I haven’t been able to fully wrap my head around the “simpson paradox” example yet. For the data generating process in the example it seems to be quite challenging to set up a straightforward (hierarchical) model that has no divergences/low ESS values for certain variables, cf. discussion in Simpsons paradox and mixed models - large number of groups - #16 by aseyboldt

In order to understand this I have tried to simplify the data generation process as follows. I am simply drawing (univariate) random normal variates having a group-specific mean \mu_g and a variance \sigma^2 (the same for all groups for the sake of simplicity).

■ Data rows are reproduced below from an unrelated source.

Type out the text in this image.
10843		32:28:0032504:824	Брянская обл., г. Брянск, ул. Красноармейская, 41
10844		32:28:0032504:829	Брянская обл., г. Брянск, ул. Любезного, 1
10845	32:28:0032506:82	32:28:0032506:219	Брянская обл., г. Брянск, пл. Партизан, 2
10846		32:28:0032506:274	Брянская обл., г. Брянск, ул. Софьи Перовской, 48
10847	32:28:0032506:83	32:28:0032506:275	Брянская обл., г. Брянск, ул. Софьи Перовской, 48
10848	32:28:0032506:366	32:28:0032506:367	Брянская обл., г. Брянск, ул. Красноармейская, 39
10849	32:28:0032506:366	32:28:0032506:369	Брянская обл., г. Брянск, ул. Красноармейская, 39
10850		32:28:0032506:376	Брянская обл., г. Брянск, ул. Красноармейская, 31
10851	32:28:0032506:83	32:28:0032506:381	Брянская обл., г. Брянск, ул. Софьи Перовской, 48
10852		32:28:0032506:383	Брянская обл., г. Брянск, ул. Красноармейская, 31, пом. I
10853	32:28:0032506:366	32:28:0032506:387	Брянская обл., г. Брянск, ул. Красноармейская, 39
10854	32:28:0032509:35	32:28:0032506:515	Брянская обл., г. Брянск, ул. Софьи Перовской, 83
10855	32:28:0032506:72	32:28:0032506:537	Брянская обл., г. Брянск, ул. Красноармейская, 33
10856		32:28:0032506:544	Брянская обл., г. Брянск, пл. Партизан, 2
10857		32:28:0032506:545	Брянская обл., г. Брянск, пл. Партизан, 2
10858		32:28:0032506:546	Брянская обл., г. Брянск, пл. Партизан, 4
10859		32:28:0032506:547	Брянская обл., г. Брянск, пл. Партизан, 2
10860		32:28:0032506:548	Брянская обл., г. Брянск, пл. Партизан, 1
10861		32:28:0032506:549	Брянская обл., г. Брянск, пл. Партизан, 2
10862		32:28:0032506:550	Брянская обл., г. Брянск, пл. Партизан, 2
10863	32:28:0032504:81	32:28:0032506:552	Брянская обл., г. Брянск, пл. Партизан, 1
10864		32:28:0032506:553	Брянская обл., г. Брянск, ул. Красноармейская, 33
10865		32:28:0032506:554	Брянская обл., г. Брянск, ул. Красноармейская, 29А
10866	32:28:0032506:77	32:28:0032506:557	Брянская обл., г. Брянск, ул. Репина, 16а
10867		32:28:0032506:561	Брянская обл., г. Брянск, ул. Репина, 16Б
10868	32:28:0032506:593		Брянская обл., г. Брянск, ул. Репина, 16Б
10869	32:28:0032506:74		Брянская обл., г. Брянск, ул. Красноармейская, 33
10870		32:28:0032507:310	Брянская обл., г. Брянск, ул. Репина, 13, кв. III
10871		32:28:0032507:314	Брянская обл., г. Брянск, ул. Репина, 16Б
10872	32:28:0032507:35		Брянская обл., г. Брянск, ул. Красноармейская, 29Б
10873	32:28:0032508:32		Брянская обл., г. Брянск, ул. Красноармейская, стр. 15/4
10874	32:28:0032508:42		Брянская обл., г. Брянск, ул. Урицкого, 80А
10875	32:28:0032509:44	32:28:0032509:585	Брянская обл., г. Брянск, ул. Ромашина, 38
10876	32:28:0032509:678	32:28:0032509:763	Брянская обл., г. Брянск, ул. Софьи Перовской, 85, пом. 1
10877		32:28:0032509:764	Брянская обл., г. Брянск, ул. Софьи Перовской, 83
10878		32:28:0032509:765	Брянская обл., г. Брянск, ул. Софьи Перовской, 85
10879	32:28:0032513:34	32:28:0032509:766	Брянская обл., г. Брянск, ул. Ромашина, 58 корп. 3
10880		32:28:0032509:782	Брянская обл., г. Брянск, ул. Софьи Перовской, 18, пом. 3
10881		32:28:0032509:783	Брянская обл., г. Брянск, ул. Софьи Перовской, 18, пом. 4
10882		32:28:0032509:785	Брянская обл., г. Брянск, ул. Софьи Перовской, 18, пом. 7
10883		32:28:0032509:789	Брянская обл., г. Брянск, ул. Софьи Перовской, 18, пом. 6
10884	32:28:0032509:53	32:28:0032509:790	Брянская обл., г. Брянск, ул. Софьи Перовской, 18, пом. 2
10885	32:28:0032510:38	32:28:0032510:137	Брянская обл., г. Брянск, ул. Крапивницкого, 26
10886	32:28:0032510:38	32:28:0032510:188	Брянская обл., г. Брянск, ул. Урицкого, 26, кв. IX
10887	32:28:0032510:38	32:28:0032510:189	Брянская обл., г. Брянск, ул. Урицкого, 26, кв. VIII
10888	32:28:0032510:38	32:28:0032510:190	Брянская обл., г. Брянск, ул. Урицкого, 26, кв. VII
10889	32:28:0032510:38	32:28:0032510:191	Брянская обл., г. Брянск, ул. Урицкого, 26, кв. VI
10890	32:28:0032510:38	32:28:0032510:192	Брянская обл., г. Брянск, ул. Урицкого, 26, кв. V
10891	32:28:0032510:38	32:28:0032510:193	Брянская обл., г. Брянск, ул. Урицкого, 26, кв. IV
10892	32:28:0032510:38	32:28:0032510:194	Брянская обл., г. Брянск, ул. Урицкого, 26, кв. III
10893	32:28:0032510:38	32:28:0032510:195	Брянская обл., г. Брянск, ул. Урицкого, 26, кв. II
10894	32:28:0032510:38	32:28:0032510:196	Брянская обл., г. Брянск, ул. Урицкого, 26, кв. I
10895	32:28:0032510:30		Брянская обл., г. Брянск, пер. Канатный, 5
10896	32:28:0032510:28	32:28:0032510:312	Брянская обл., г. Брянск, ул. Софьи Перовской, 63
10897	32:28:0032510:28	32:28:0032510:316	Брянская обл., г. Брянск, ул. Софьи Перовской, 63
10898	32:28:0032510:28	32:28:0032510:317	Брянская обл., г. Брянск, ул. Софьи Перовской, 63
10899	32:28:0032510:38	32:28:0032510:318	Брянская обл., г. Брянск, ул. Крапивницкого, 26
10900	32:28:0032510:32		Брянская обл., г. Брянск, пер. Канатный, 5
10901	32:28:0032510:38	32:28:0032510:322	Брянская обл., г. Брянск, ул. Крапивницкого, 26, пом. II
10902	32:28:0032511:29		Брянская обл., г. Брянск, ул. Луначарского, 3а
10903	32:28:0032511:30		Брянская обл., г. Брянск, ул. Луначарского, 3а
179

The group-specific mean is random normally distributed with location (mean) \mu and variance \omega^2.

In other words I have an intra-group variability \sigma and an inter-group variability \omega in my model.

To start with I set \mu=2, \sigma=0.75, and \omega=0.1, i.e. the inter-group variability (of the mean) is significantly smaller than the intra-group variability of observations (around the group mean).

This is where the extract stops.